8. Author of Both Gospel and Acts

For the proof of the Lukan authorship of the Acts see Acts Of The Apostles . For the discussion of the Lukan authorship of the Gospel with his name, see Luke, Gospel Of. Our interest in him is largely due to this fact and to his relations with Paul. The Christian world owes him a great debt for his literary productions in the interest of the gospel.

9. Legends

One legend regarding Luke is that he was a painter. Plummer ( Commentary on Luke , 21 f) thinks that the legend is older than is sometimes supposed and that it has a strong element of truth. It is true that he has drawn vivid scenes with his pen. The early artists were especially fond of painting scenes from the Gospel of Luke. The allegorical figure of the ox or calf in Ezekiel 1 and Revelation 4:1-11 has been applied to Luke’s Gospel.

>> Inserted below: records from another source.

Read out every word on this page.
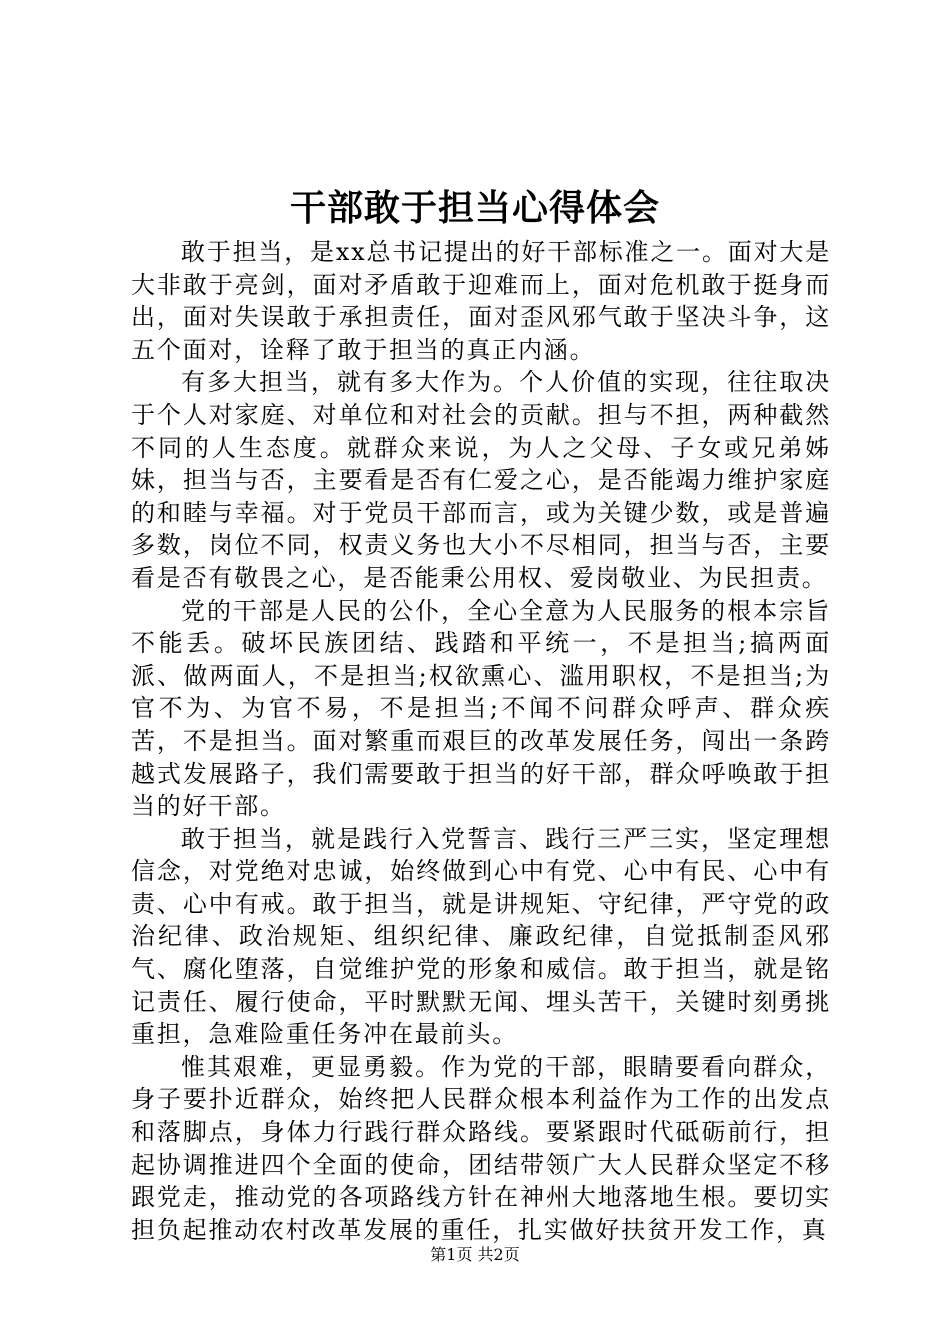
干部敢于担当心得体会

敢于担当，是xx总书记提出的好干部标准之一。面对大是大非敢于亮剑，面对矛盾敢于迎难而上，面对危机敢于挺身而出，面对失误敢于承担责任，面对歪风邪气敢于坚决斗争，这五个面对，诠释了敢于担当的真正内涵。

有多大担当，就有多大作为。个人价值的实现，往往取决于个人对家庭、对单位和对社会的贡献。担与不担，两种截然不同的人生态度。就群众来说，为人之父母、子女或兄弟姊妹，担当与否，主要看是否有仁爱之心，是否能竭力维护家庭的和睦与幸福。对于党员干部而言，或为关键少数，或是普遍多数，岗位不同，权责义务也大小不尽相同，担当与否，主要看是否有敬畏之心，是否能秉公用权、爱岗敬业、为民担责。

党的干部是人民的公仆，全心全意为人民服务的根本宗旨不能丢。破坏民族团结、践踏和平统一，不是担当;搞两面派、做两面人，不是担当;权欲熏心、滥用职权，不是担当;为官不为、为官不易，不是担当;不闻不问群众呼声、群众疾苦，不是担当。面对繁重而艰巨的改革发展任务，闯出一条跨越式发展路子，我们需要敢于担当的好干部，群众呼唤敢于担当的好干部。

敢于担当，就是践行入党誓言、践行三严三实，坚定理想信念，对党绝对忠诚，始终做到心中有党、心中有民、心中有责、心中有戒。敢于担当，就是讲规矩、守纪律，严守党的政治纪律、政治规矩、组织纪律、廉政纪律，自觉抵制歪风邪气、腐化堕落，自觉维护党的形象和威信。敢于担当，就是铭记责任、履行使命，平时默默无闻、埋头苦干，关键时刻勇挑重担，急难险重任务冲在最前头。

惟其艰难，更显勇毅。作为党的干部，眼睛要看向群众，身子要扑近群众，始终把人民群众根本利益作为工作的出发点和落脚点，身体力行践行群众路线。要紧跟时代砥砺前行，担起协调推进四个全面的使命，团结带领广大人民群众坚定不移跟党走，推动党的各项路线方针在神州大地落地生根。要切实担负起推动农村改革发展的重任，扎实做好扶贫开发工作，真

第1页 共2页
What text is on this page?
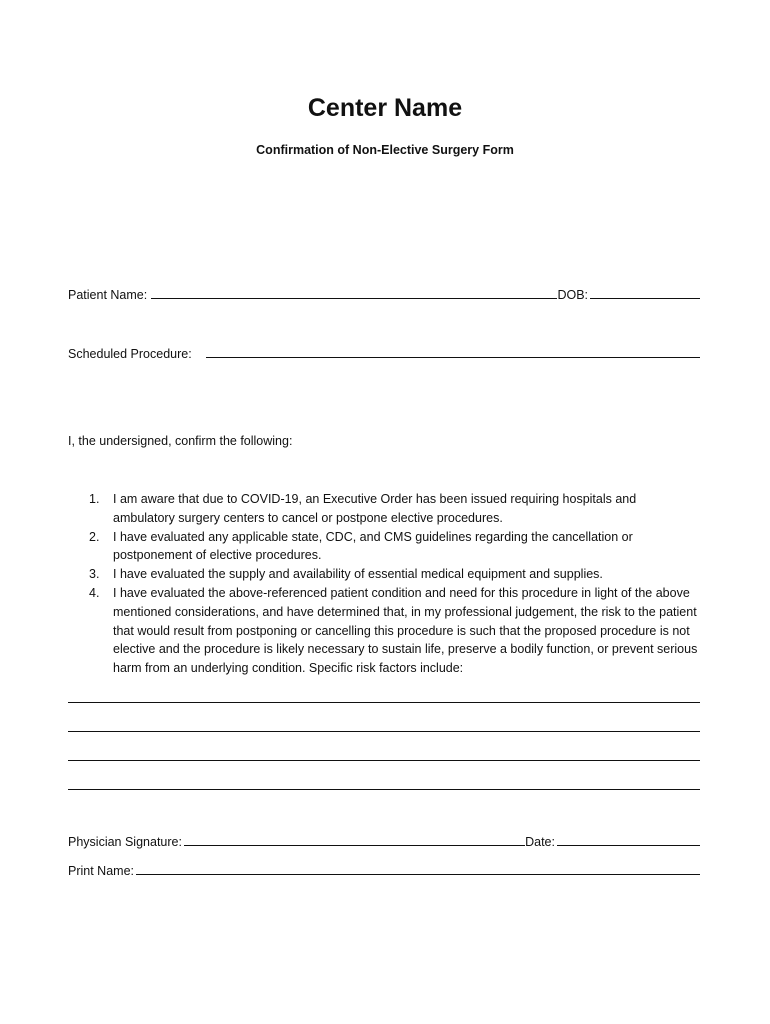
Center Name
Confirmation of Non-Elective Surgery Form
Patient Name:	DOB:
Scheduled Procedure:
I, the undersigned, confirm the following:
1. I am aware that due to COVID-19, an Executive Order has been issued requiring hospitals and ambulatory surgery centers to cancel or postpone elective procedures.
2. I have evaluated any applicable state, CDC, and CMS guidelines regarding the cancellation or postponement of elective procedures.
3. I have evaluated the supply and availability of essential medical equipment and supplies.
4. I have evaluated the above-referenced patient condition and need for this procedure in light of the above mentioned considerations, and have determined that, in my professional judgement, the risk to the patient that would result from postponing or cancelling this procedure is such that the proposed procedure is not elective and the procedure is likely necessary to sustain life, preserve a bodily function, or prevent serious harm from an underlying condition. Specific risk factors include:
Physician Signature:	Date:
Print Name:
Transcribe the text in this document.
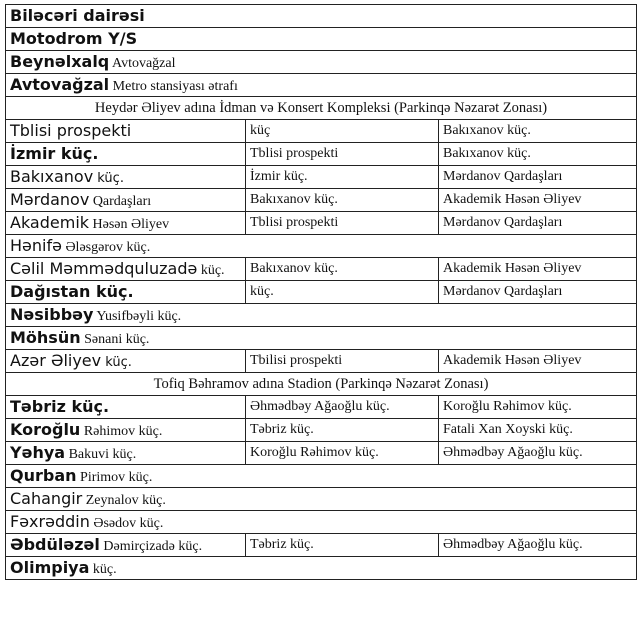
Biləcəri dairəsi		
Motodrom Y/S		
Beynəlxalq Avtovağzal		
Avtovağzal Metro stansiyası ətrafı		
Heydər Əliyev adına İdman və Konsert Kompleksi (Parkinqə Nəzarət Zonası)		
Tblisi prospekti	küç	Bakıxanov küç.
İzmir küç.	Tblisi prospekti	Bakıxanov küç.
Bakıxanov küç.	İzmir küç.	Mərdanov Qardaşları
Mərdanov Qardaşları	Bakıxanov küç.	Akademik Həsən Əliyev
Akademik Həsən Əliyev	Tblisi prospekti	Mərdanov Qardaşları
Hənifə Ələsgərov küç.		
Cəlil Məmmədquluzadə küç.	Bakıxanov küç.	Akademik Həsən Əliyev
Dağıstan küç.	küç.	Mərdanov Qardaşları
Nəsibbəy Yusifbəyli küç.		
Möhsün Sənani küç.		
Azər Əliyev küç.	Tbilisi prospekti	Akademik Həsən Əliyev
Tofiq Bəhramov adına Stadion (Parkinqə Nəzarət Zonası)		
Təbriz küç.	Əhmədbəy Ağaoğlu küç.	Koroğlu Rəhimov küç.
Koroğlu Rəhimov küç.	Təbriz küç.	Fatali Xan Xoyski küç.
Yəhya Bakuvi küç.	Koroğlu Rəhimov küç.	Əhmədbəy Ağaoğlu küç.
Qurban Pirimov küç.		
Cahangir Zeynalov küç.		
Fəxrəddin Əsədov küç.		
Əbdüləzəl Dəmirçizadə küç.	Təbriz küç.	Əhmədbəy Ağaoğlu küç.
Olimpiya küç.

Bible dicts., comms., lives of Paul, instroductions. See also Harnack, “Lukas, der Arzt, der Verfasser” (1906); New Testament Studies: Luke the Physician (1907); Ramsay, Luke the Physician (1908); Selwyn, Luke the Prophet (1901); Hobart, The Medical Language of Luke (1882); Ramsay, Was Christ Born at Bethlehem? A S tudy in the Credibility of Luke (1898); Maclachlan, John, Evangelist and Historian (1912).